Use the AI assistance panel to learn more about how your website works with the help of AI.
Overview
The AI assistance panel lets you chat with Gemini directly in DevTools. Conversations you start from this panel automatically have context about technical details of the page you are inspecting.
When using the AI assistance panel you can either use provided example prompts or your own questions as a starting point for conversations and continue with as many follow-up questions as needed to solve your task.
Chats in the AI assistance panel can help you to understand more about:
- Styling: Ask about elements from the DOM tree and learn why they are displayed a certain way, how they interact with each other, and solve styling challenges with provided fixes.
- Network requests. Ask about requests that are sent in the context of your page. Understand where they are coming from, how long they take or why they fail.
Requirements
To use the AI assistance panel, make sure that you:
- Are at least 18 years old and are in one of the supported locations.
- Using Chrome Canary 131 or later.
- Are signed into Chrome with your Google Account.
- Have English (US) selected in Settings > Preferences > Appearance > Language in DevTools.
- Have turned on AI assistance in Settings > AI Innovations in DevTools.
How your data is used
This notice together with our privacy notice describe how AI Innovations in Chrome DevTools handle your data. Read carefully.
Chrome DevTools AI assistance uses any data the inspected page is exposing via Web APIs.
Google collects this input data, generated output, related feature usage information, and your feedback. Google uses this data to provide, improve, and develop Google products and services and machine learning technologies, including Google's enterprise products such as Google Cloud.

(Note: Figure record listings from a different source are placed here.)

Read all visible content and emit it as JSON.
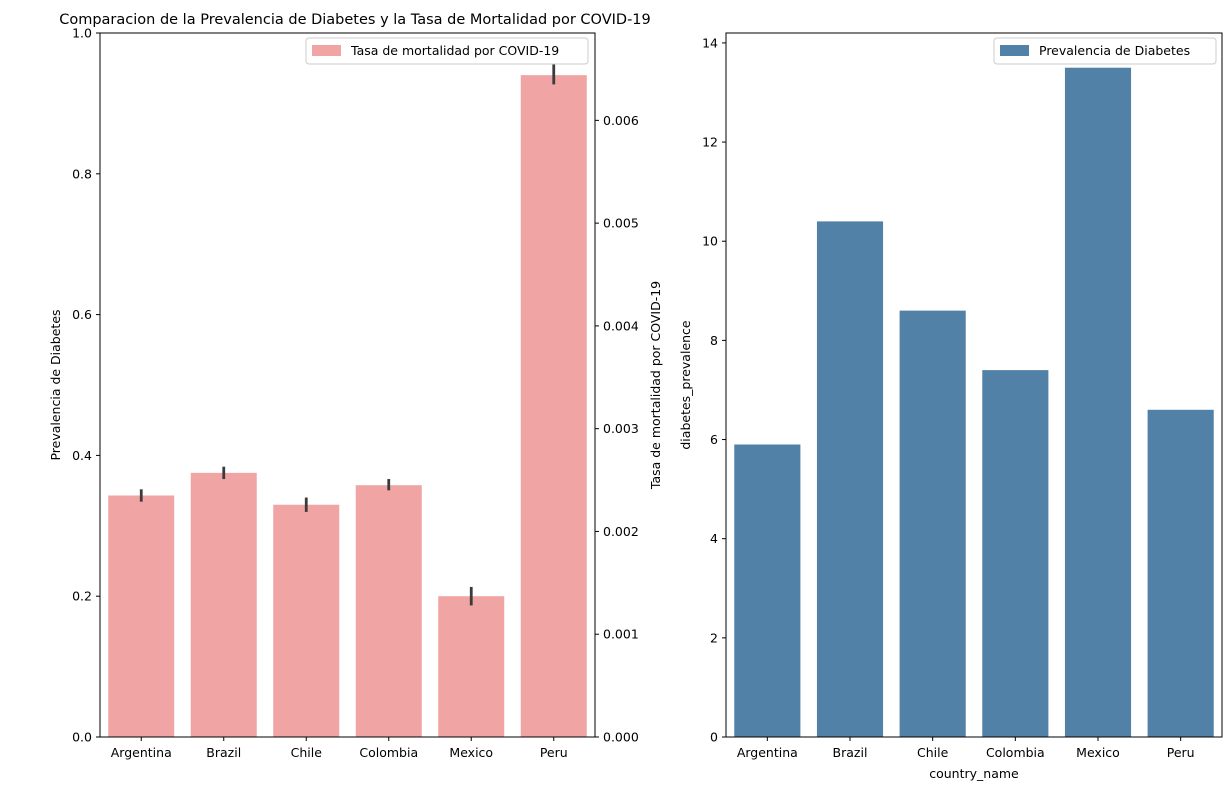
{
  "chart_data": [
    {
      "type": "bar",
      "title": "Comparacion de la Prevalencia de Diabetes y la Tasa de Mortalidad por COVID-19",
      "xlabel": "",
      "ylabel": "Prevalencia de Diabetes",
      "ylim": [
        0,
        1.0
      ],
      "yticks": [
        "0.0",
        "0.2",
        "0.4",
        "0.6",
        "0.8",
        "1.0"
      ],
      "y2label": "Tasa de mortalidad por COVID-19",
      "y2lim": [
        0,
        0.00685
      ],
      "y2ticks": [
        "0.000",
        "0.001",
        "0.002",
        "0.003",
        "0.004",
        "0.005",
        "0.006"
      ],
      "categories": [
        "Argentina",
        "Brazil",
        "Chile",
        "Colombia",
        "Mexico",
        "Peru"
      ],
      "series": [
        {
          "name": "Tasa de mortalidad por COVID-19",
          "axis": "right",
          "color": "#f0a4a4",
          "values": [
            0.00235,
            0.00257,
            0.00226,
            0.00245,
            0.00137,
            0.00644
          ],
          "error_low": [
            0.00229,
            0.00251,
            0.00219,
            0.0024,
            0.00128,
            0.00635
          ],
          "error_high": [
            0.00241,
            0.00263,
            0.00233,
            0.00251,
            0.00146,
            0.00655
          ]
        }
      ],
      "legend": "top-right",
      "grid": false
    },
    {
      "type": "bar",
      "title": "",
      "xlabel": "country_name",
      "ylabel": "diabetes_prevalence",
      "ylim": [
        0,
        14.2
      ],
      "yticks": [
        "0",
        "2",
        "4",
        "6",
        "8",
        "10",
        "12",
        "14"
      ],
      "categories": [
        "Argentina",
        "Brazil",
        "Chile",
        "Colombia",
        "Mexico",
        "Peru"
      ],
      "series": [
        {
          "name": "Prevalencia de Diabetes",
          "color": "#5281a7",
          "values": [
            5.9,
            10.4,
            8.6,
            7.4,
            13.5,
            6.6
          ]
        }
      ],
      "legend": "top-right",
      "grid": false
    }
  ]
}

To help with quality and improve our products, human reviewers may read, annotate, and process the above-mentioned input data, generated output, related feature usage information, and your feedback. Don't include sensitive (for example, confidential) or personal information that can be used to identify you or others in your prompts or feedback. Your data will be stored in a way where Google cannot tell who provided it and can no longer fulfill any deletion requests and will be retained for up to 18 months. We may not collect data to improve our product if your Google Account is managed by an organization.
As you try AI assistance, here are key things to know:
- AI assistance uses experimental technology, and may generate inaccurate or offensive information that doesn't represent Google's views. Voting on the responses will help make this feature better.
- This feature is experimental and subject to future changes.
- Use generated code snippets with caution.
To use the feature, you need to agree that your use of AI assistance is subject to the Google Terms of Service.
Known issues
AI assistance uses Google's large language models to generate an explanation. Large language models, or LLMs, are a new and active area of research. The responses that LLMs generate are sometimes questionable or even outright wrong. It is important that you understand that the results may be inaccurate or misleading, so always double check!
Wrong explanation
LLMs generate content that sounds likely and plausible. In most cases, this content contains truthful and useful insights that can help you understand an error or warning in the relevant context. Modern web development and debugging is a challenging craft with a high level of complexity that requires years of experience to become proficient in. Sometimes, the responses that LLMs produce sound convincing but are actually misleading or meaningless to a human web developer. We are doing our best to continuously improve the quality and correctness of generated responses.
Examples for wrong answers or explanations are:
- Hallucinated CSS features, properties or syntax
- Non-existing elements or class names
You can help us by submitting feedback when you encounter wrong explanations.
Prompt injection
Many LLM applications are susceptible to a form of abuse known as prompt injection. This feature is no different. It is possible to trick the LLM into accepting instructions that are not intended by the developers.